Make no mistake, Hatchell and Sign know what they are doing. Their credentials speak for themselves.
They have been together at the NFF since 2005.
"A long time,'' said Hatchell, with a laugh, taking time between trips around the country as the NFF conducts business to promote the mission of college football as a life experience for thousands of players at evey level of the game.
Hatchell, who came out of the University of Colorado, has been a sports information director, a bowl director and a conference commissioner in a career which spans more than five decades.
He even dabbled in the wild west, serving as the commissioner of the Professional Rodeo Cowboy Association (PRCA).

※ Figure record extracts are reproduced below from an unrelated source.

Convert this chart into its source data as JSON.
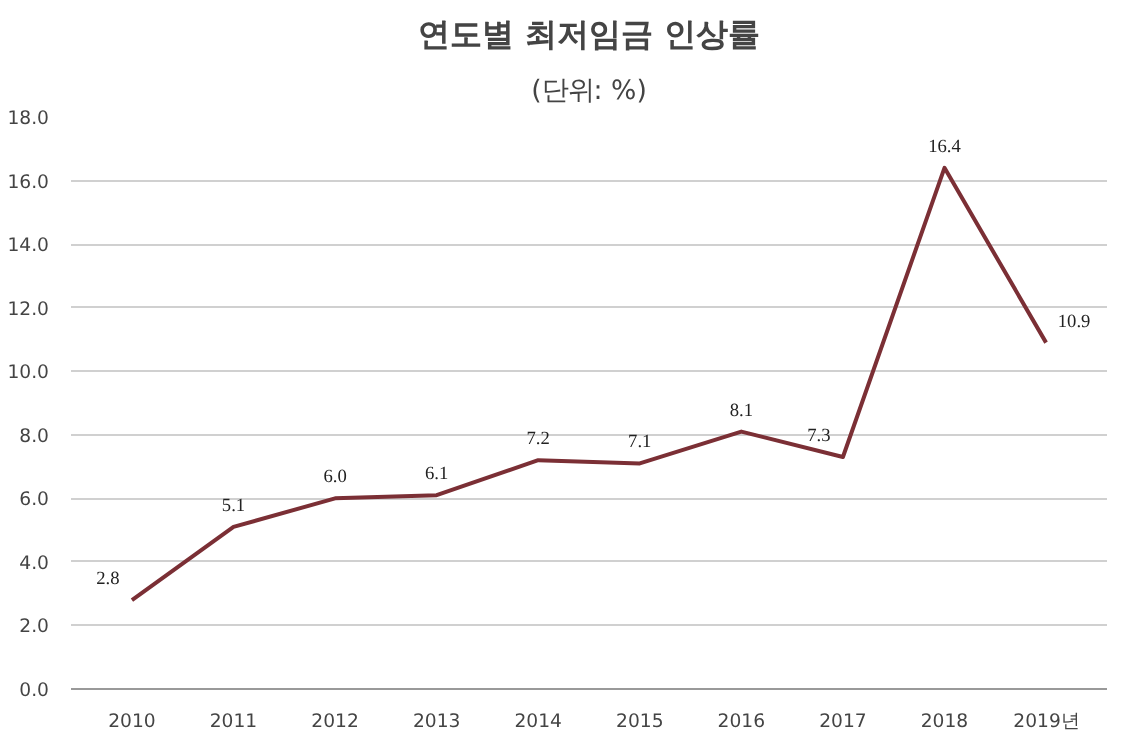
{
  "chart_data": {
    "type": "line",
    "title": "연도별 최저임금 인상률",
    "subtitle": "(단위: %)",
    "categories": [
      "2010",
      "2011",
      "2012",
      "2013",
      "2014",
      "2015",
      "2016",
      "2017",
      "2018",
      "2019년"
    ],
    "series": [
      {
        "color": "#7b2f35",
        "values": [
          2.8,
          5.1,
          6.0,
          6.1,
          7.2,
          7.1,
          8.1,
          7.3,
          16.4,
          10.9
        ],
        "value_labels": [
          "2.8",
          "5.1",
          "6.0",
          "6.1",
          "7.2",
          "7.1",
          "8.1",
          "7.3",
          "16.4",
          "10.9"
        ]
      }
    ],
    "ylim": [
      0,
      18
    ],
    "yticks": [
      {
        "value": 0,
        "label": "0.0"
      },
      {
        "value": 2,
        "label": "2.0"
      },
      {
        "value": 4,
        "label": "4.0"
      },
      {
        "value": 6,
        "label": "6.0"
      },
      {
        "value": 8,
        "label": "8.0"
      },
      {
        "value": 10,
        "label": "10.0"
      },
      {
        "value": 12,
        "label": "12.0"
      },
      {
        "value": 14,
        "label": "14.0"
      },
      {
        "value": 16,
        "label": "16.0"
      },
      {
        "value": 18,
        "label": "18.0"
      }
    ],
    "grid": "y",
    "marker": "none",
    "line_style": "solid"
  }
}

Hatchell acknowledges the criticism of the trend in the game away from what was 70 years ago and even 10 years ago.
"It's been difficult, with the NIL stuff and all the other changes,'' he said. "A challenge, but from our standpoint, we are looking at more than 700 schools participating in football at every level and when you talk about the major changes, you are talking, what 50 schools, maybe 60 or 70.

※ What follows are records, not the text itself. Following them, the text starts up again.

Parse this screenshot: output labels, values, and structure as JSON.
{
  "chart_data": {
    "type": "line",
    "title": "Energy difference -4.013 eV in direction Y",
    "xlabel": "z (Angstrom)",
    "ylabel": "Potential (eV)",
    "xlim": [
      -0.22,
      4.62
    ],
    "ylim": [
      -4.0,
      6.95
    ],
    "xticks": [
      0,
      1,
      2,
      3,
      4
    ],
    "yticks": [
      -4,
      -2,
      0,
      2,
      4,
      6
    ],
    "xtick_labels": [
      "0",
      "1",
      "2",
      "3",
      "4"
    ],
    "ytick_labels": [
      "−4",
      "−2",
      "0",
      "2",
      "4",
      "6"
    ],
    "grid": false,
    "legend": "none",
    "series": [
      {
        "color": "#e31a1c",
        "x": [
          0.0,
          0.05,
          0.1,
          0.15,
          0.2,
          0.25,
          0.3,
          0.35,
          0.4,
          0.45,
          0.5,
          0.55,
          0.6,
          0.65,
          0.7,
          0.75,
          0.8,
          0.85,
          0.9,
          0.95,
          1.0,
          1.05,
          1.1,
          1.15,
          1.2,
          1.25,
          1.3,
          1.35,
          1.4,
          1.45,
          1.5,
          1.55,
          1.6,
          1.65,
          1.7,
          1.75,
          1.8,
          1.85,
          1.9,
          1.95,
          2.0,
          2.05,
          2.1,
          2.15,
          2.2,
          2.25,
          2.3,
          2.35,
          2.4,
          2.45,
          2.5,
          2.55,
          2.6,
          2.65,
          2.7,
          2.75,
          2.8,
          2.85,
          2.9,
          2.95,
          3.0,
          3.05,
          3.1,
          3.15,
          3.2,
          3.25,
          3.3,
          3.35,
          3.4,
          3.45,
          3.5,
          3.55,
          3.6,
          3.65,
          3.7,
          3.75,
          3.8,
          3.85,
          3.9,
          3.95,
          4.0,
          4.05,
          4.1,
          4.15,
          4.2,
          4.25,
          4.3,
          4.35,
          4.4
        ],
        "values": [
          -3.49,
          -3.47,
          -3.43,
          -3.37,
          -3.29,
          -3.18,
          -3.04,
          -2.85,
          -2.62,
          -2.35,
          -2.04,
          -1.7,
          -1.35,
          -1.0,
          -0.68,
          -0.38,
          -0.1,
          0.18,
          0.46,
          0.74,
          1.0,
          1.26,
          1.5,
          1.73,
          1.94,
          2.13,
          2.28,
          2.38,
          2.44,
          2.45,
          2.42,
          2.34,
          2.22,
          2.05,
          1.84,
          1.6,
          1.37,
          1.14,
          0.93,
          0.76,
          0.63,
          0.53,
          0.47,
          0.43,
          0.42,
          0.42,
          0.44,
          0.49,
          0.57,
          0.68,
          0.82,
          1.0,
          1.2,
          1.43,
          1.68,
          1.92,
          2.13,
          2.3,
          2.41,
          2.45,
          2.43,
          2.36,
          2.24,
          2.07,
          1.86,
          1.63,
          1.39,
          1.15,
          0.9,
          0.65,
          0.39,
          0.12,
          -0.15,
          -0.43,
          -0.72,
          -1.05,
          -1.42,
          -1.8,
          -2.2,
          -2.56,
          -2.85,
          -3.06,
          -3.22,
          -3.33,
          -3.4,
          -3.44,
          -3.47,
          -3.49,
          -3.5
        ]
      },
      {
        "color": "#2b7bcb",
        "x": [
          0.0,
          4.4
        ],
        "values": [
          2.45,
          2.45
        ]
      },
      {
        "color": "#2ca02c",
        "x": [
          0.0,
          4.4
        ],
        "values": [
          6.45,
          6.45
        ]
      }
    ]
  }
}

"For the most part, the game is still the game, with student athletes going to class and all the other aspects which have been so much a part of it.

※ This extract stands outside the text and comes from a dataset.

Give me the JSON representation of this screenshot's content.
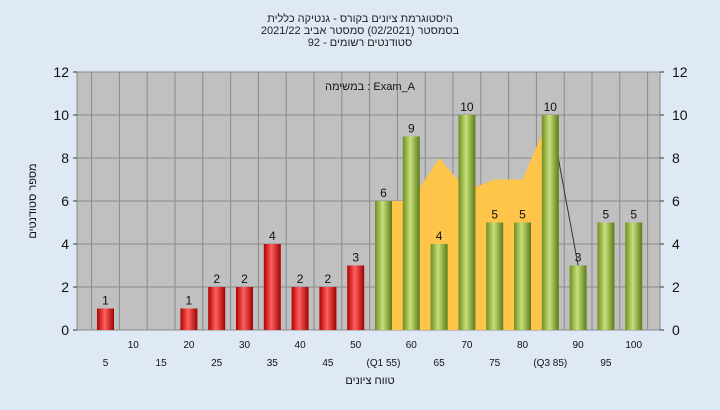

"Our mission is to promote that aspect and enhance that with various programs."
The NFF has a trove of those, including a promoted campaign about advertising how many actual college graduates are playing the game, each with a different story to tell.
Hatchell acknowledges that the headline news aspect of the sport sometimes is disturbing.
"You look at things and see players in their third or fourth school in four or five years and you wonder is anyone talking about education,'' said Hatchell. "You see the number of kids in the transfer portal and ask, how many of them have actual offers at other schools and what happens if they don't receive an offer.''
Sign parlayed a successful playing career at Rice into roles as an all-star game and bowl director and then as the NFF COO.
He is now a major player in an organization which is the keeper of the flame for the college game, which can still be successful without the bells and whistles of fame and fortune.
"When you come down to it, you are talking about a small percentage of players who advance to the next level,'' said Sign. "And even for the majority of players, the value of a college degree and how the experience of playing college football needs to be considered."
Sign came out of high school, flirted with Notre Dame and Tulane, before landing at Rice as a student athlete who quickly realized that the athletic part of that description had a definitive final destination.
Hatchell, whose career has melded smoothly with the changes of the game over the years, says the future is as exciting as it is uncertain.
"There are so many things that are different now and all the rules about to govern it are not even in place and there is some question about who is going to provide the leadership necessary to get things done,'' said Hatchell. "Some people have suggested to us (NFF) that we fill that role."
College football, with ongoing litigation among members and new television contracts with payoffs in the billion dollar range, right now seems out of control in many areas.
The doomsayers project major disasters in the future and the eventual absorption of big-time college football into an NFL-like structure, which includes workers compensation, salary cap issues and even work stoppages during a playing season which now is creeping to 17 games for a few teams.
But he also maintains the faith that most of the NFF world--which includes a re-enegized College Football Hall of Fame in Atlanta and a variety of programs and promotions for 90 percent of the membership--can make things work the right way.